Brunner is a former U.S. Marine and promotes himself as a political outsider. At least one of his opponents in the Republican primary race, former Navy SEAL Eric Greitens, can make the same claims.
Brunner, though, says he’s more focused on illustrating the differences between himself and the lone Democratic candidate, Attorney General Chris Koster, than the contrast between himself and the other GOP challengers.
“You have a contrast between a trial lawyer versus a person that’s been in business and manufacturing for decades, a politician versus a Marine,” said Brunner.
Brunner spent about $8-million of his own dollars in the 2012 race for the U.S. Senate, in which he lost the nomination to former U.S. Representative Todd Akin. Brunner told Missourinet his gubernatorial campaign won’t run out of money, but he has supporters other than himself.
“This will be a team effort across the state,” said Brunner. “Now that I’ve declared and now that the contrast between me and Chris Koster will be made clear, we believe that we’ll be able to do a great job raising the funds we need to be able to win this race.”
Brunner, like other candidates, is also touting ethics reform, calling it an issue he was willing to pursue on his own as governor if the state legislature fails to send him a proposal.
“Folks across the state don’t think a lot of Jefferson City and that’s unfortunate, but we can change that,” said Brunner. “All the expenditures and travel junkets and all of those things that are going on in Jefferson City, and I’ll ban all the gifts and these golf trips to Vegas.”

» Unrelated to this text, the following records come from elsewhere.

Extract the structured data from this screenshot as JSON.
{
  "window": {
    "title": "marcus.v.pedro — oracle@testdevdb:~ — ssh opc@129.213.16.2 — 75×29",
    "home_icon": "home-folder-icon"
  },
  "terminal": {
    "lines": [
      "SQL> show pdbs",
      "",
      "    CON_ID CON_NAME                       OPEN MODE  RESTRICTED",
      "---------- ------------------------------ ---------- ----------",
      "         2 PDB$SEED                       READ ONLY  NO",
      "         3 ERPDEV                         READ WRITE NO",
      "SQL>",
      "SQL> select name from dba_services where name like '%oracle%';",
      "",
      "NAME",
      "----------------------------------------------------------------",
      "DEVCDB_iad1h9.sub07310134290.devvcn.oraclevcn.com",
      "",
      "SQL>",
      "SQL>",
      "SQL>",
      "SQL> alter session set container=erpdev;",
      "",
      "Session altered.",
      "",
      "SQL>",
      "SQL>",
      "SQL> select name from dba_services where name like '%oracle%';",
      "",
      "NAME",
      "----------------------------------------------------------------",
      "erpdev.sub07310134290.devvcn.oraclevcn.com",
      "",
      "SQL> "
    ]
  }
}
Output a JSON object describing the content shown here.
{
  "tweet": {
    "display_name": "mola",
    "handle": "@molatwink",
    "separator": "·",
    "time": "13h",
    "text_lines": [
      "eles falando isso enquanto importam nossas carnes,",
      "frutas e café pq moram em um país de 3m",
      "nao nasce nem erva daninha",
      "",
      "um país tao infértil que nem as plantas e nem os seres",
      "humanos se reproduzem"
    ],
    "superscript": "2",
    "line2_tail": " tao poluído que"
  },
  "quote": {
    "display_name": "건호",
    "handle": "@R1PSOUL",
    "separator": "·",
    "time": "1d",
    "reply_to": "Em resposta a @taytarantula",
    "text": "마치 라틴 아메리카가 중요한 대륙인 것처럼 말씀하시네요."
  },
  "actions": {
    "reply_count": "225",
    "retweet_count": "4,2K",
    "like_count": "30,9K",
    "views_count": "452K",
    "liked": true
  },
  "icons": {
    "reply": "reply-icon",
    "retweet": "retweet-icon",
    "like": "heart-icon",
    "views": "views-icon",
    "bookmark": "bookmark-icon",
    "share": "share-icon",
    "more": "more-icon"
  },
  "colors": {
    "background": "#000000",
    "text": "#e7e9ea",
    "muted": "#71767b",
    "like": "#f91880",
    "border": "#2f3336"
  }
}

Brunner said he would pursue an ethics reform ballot issue if he legislature doesn’t propose reforms.
State legislative leaders have said an ethics reform bill will be a priority again in the 2016 legislative session.
Brunner also said “right-to-work” will become law if he becomes governor, “along with 1,000 other good things that make our state more competitive. There is no one, single issue.”
It is likely that the next governor will also inherit the lowest paid, or close to it, state employee workforce in the nation. Brunner says a long-term solution is needed.
“Let’s take what’s happened today. All of a sudden there’s 300-million of funds. ‘Well we need to scramble and see what we can do for state employees.’ This is not the way to treat people. You need a plan. You need to have a personnel plan and to have competent people in charge to be sure that wages and benefits and all are comparable to what’s provided in the private sector as well.”
He said he’s also concerned about teacher pay.
“New Teachers are paid 47th in the country. If we’re going to have the right division and set the right priorities, why are new teachers’ salaries 47th?”
Brunner is challenging former U.S. Attorney and Missouri House Speaker Catherine Hanaway, Lieutenant Governor Peter Kinder, Springfield state senator Bob Dixon, and former Navy SEAL Eric Greitens.
Brunner actually kicked off his campaign Sunday night in front of about 200 supporters in St. Louis.